ÉDITORIAL
Plusieurs raisons de...
Il y a deux ans pile, mon maitre d’armes, Pierre Iwao Simon, mourrait dans son sommeil, chez lui, entouré de son épouse et des pratiquants du dojo, ses élèves. Il luttait contre la maladie de Lou Gehrig, une maladie incurable… et mortelle. Il avait peu à peu perdu en quelques années le contrôle de tous les muscles de son corps; il était sous oxygène presque 24 heures sur 24. Surtout, il aurait pu continuer ainsi plusieurs mois. Mais il avait choisi d’arrêter tout traitement.
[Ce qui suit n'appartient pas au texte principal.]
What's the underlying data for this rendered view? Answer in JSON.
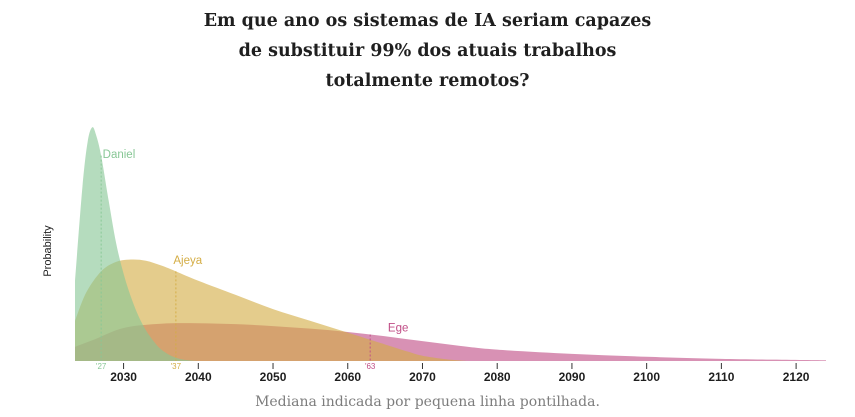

Il y a peu, j’ai eu une longue discussion avec ma fille ainée, étudiante au cégep, à propos de la nouvelle Le Fusil de chasse de Yasushi Inoué. Dans ce récit célèbre à la structure enchâssée, l’intrigue tourne autour de la relation adultère d’un homme, à qui trois femmes (son épouse, sa maitresse — cousine de la première — et la fille de sa maitresse) vont envoyer une lettre. On pourrait penser que le livre porte sur cet homme; en fait, le personnage le plus intéressant est probablement sa maitresse, qui finit par se donner la mort. Savez-vous d’ailleurs que loin de la morale judéo-chrétienne de notre société occidentale, chez les Japonais, le suicide est considéré comme une manière honorable de mettre fin à sa vie?
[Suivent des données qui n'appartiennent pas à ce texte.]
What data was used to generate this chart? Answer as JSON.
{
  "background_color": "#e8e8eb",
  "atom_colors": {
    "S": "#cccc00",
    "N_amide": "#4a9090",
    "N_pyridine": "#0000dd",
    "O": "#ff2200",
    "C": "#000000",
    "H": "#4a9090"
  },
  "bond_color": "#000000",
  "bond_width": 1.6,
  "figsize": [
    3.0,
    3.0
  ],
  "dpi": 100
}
Deux semaines passées, tous les parents de la CSPO ont reçu un courriel appelant à la vigilance à propos des effets possibles sur les jeunes d’une série télé produite par Netflix, Treize raisons (en anglais Thirteen reasons why). C’est également paru dans le Bulletin. La première saison de ce feuilleton de 13 épisodes raconte rétrospectivement le cheminement d’une adolescente nord-américaine jusqu’à son suicide. Le scénario en est habile : elle envoie un paquet de cassettes audio à ses anciens « amis » afin de les faire culpabiliser sur leur rôle dans sa tragédie personnelle; ils doivent se les communiquer les uns aux autres, comme une longue chaîne morbide… et de responsabilités. C’est une histoire d’intimidation, de rumeurs, de jugement sur les apparences, d’amours et d’amitiés plus ou moins ratées, sur fond de médias sociaux omniprésents et toxiques. Avec du suspense, un certain réalisme… et en point d’orgue, le suicide comme seule option.
La concordance de ces trois évènements m’a fait réfléchir. Je ne crois pas aux coïncidences. Quel en était le sens? La mort est toujours là, tapie dans l’ombre de nos consciences occupées par les tracas quotidiens et les tâches routinières. On finit par oublier qu’elle rôde, à l’affût, et peut nous toucher n’importe quand. Nous oublions souvent le pouvoir de gestes ou de paroles que nous jugeons anodins, mais qui dans certaines circonstances ou en présence de certaines personnes, peuvent blesser profondément. Je suis le premier à demander à mes élèves d’être gentils entre eux. En effet, les adolescents veulent paraître forts en société, plus encore que les adultes (qui s’assument mieux normalement), mais ils se sentent fragiles au fond, mal à l’aise ou inadéquats dans la plupart des situations de la vie courante… Le regard d’autrui est d’autant plus important dans ces conditions.
Adolescents ou adultes s’habituent trop vite à communiquer (y compris avec leurs amis) à coup de « jokes », de taquineries… Qui cela fait-il rigoler au fond? J’avoue qu’éviter la critique d’autrui, le dénigrement ou la parole ironique est un exercice difficile. Il réclame une discipline mentale dont peu de gens sont capables. Cependant, les conséquences peuvent en être catastrophiques : perte de confiance durable, dépression ou pire, le suicide. Ce dernier nous renvoie à la mort, à notre propre condition humaine. Des mots qui font peur, des réalités que l’on préfère ignorer.